用静电纺丝和氢气还原法制备FeCo/SnO₂复合纳米纤维并使用X射线衍射、扫描电子显微镜、振动样品磁强计和矢量网络分析仪等手段分析表征其结构、形貌、磁性及电磁特性，研究了SnO₂含量对复合纳米纤维的吸波性能的影响。结果表明，添加适量的SnO₂可显著提高FeCo纳米纤维的吸波性能。用SnO₂摩尔含量为20%的复合纳米纤维制备的厚度仅为1.4 mm的涂层，在频率10.95 GHz处最小反射损耗(RL)为-40.2 dB，有效吸收带宽(RL≤-10 dB)为2.64 GHz (9.75-12.39 GHz)，厚度减小到1.0 mm的涂层其最大有效吸收带宽为4.16 GHz，频率范围为13.84~18.00 GHz。涂层吸波性能优异的主要原因，是阻抗匹配的改善、磁性FeCo合金与介电SnO₂的电磁损耗协同作用、加强的界面极化驰豫以及纳米纤维形成的三维网络结构产生的多重反射与散射。
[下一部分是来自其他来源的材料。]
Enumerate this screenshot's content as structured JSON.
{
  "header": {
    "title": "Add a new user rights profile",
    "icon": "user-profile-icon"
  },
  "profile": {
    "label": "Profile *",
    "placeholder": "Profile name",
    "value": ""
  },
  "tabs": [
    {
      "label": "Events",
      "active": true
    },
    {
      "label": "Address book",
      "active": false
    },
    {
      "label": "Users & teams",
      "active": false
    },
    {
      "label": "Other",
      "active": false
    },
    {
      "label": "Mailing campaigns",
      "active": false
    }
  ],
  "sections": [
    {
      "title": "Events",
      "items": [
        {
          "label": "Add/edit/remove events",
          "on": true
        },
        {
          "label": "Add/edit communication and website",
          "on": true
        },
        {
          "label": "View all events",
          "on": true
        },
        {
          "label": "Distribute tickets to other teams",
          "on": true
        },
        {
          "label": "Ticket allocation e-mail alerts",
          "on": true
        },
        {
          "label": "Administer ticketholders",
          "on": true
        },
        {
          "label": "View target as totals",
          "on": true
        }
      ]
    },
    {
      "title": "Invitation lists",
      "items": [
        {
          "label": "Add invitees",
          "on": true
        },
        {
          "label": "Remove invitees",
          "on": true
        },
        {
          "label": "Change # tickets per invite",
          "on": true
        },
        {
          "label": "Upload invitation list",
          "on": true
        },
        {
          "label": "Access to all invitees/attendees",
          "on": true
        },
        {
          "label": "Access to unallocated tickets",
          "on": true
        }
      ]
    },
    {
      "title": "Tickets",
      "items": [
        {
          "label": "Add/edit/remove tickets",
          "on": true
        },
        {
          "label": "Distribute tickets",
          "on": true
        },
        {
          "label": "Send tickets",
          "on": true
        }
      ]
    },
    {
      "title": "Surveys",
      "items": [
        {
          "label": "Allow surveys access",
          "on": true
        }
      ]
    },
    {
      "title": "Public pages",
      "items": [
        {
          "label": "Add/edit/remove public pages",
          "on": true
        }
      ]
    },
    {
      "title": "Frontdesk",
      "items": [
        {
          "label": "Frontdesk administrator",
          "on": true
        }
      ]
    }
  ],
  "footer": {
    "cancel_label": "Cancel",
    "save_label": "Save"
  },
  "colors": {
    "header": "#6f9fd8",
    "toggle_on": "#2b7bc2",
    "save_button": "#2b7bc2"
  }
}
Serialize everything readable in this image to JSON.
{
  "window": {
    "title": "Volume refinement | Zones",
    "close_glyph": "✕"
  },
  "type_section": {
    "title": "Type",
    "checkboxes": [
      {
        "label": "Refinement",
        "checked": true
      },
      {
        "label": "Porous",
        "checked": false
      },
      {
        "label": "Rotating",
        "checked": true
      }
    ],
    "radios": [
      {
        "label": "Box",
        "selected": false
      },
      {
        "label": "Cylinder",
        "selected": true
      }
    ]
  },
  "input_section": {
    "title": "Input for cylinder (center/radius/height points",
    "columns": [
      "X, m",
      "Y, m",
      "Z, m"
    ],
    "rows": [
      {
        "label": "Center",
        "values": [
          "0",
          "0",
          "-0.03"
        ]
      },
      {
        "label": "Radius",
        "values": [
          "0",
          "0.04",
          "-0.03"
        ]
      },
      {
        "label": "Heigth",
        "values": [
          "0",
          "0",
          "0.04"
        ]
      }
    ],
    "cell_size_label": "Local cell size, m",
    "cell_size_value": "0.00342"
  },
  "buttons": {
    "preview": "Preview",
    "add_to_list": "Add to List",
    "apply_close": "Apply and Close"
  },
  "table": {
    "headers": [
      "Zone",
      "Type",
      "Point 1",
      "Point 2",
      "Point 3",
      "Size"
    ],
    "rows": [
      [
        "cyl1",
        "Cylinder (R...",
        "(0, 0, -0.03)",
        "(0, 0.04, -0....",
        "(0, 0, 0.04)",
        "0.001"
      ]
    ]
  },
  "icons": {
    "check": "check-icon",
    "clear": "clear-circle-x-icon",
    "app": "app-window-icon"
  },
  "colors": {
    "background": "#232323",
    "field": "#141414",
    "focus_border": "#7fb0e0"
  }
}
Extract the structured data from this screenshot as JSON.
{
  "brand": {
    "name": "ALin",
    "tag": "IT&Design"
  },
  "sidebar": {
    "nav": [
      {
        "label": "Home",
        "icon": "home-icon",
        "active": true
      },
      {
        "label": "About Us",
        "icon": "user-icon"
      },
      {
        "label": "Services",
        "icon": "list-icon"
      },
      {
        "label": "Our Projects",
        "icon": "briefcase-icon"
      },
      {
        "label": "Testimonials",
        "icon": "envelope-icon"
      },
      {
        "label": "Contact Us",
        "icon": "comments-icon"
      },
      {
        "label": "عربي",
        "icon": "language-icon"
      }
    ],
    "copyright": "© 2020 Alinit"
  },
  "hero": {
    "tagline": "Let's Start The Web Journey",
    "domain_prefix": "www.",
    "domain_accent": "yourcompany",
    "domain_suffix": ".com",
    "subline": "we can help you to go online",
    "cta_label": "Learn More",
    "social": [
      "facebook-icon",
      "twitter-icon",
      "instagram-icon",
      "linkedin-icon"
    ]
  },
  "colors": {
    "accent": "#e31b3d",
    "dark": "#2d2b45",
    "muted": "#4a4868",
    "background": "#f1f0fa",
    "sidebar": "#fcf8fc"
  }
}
关键词 ：复合材料, FeCo合金, SnO₂, 纳米纤维, 微波吸波, 静电纺丝

Abstract：

A novel nanofibrous absorber composed of FeCo alloy and SnO₂ has been synthesized through electrospinning coupled with hydrogen reduction. Its structure, morphology, magnetic and electromagnetic properties were characterized by X-ray diffractometer, scanning electron microscopy, vibrating sample magnetometer and vector network analyzer, and the effect of the molar ratio of SnO₂ to FeCo on the microwave absorption properties of the composite nanofibers is investigated. It was found that the introduction of an appropriate amount of SnO₂ can significantly enhance the microwave absorption properties of FeCo/SnO₂ nanofibers as a result of the improved impedance matching, the good synergistic effect between magnetic FeCo alloy and dielectric SnO₂, and the enhanced interfacial polarization relaxation, as well as the multiple scattering and reflection caused by the 3D network structure formed by the nanofibers. When the SnO₂ molar content in the nanofibers is 20% the minimal reflection loss value of -40.2 dB is obtained at 10.95 GHz for a thin coating of 1.4 mm, and the corresponding effective absorption bandwidth with reflection loss lower than -10.0 dB is about 2.64 GHz (9.75-12.39 GHz). Moreover, when the coating thickness is reduced to 1.0 mm, the effective absorption bandwidth reaches 4.16 GHz (13.84~18.00 GHz). These excellent absorbing performances suggest that the FeCo/SnO₂ composite nanofibers designed here could be a promising electromagnetic absorbing material with a strong and broad absorption band.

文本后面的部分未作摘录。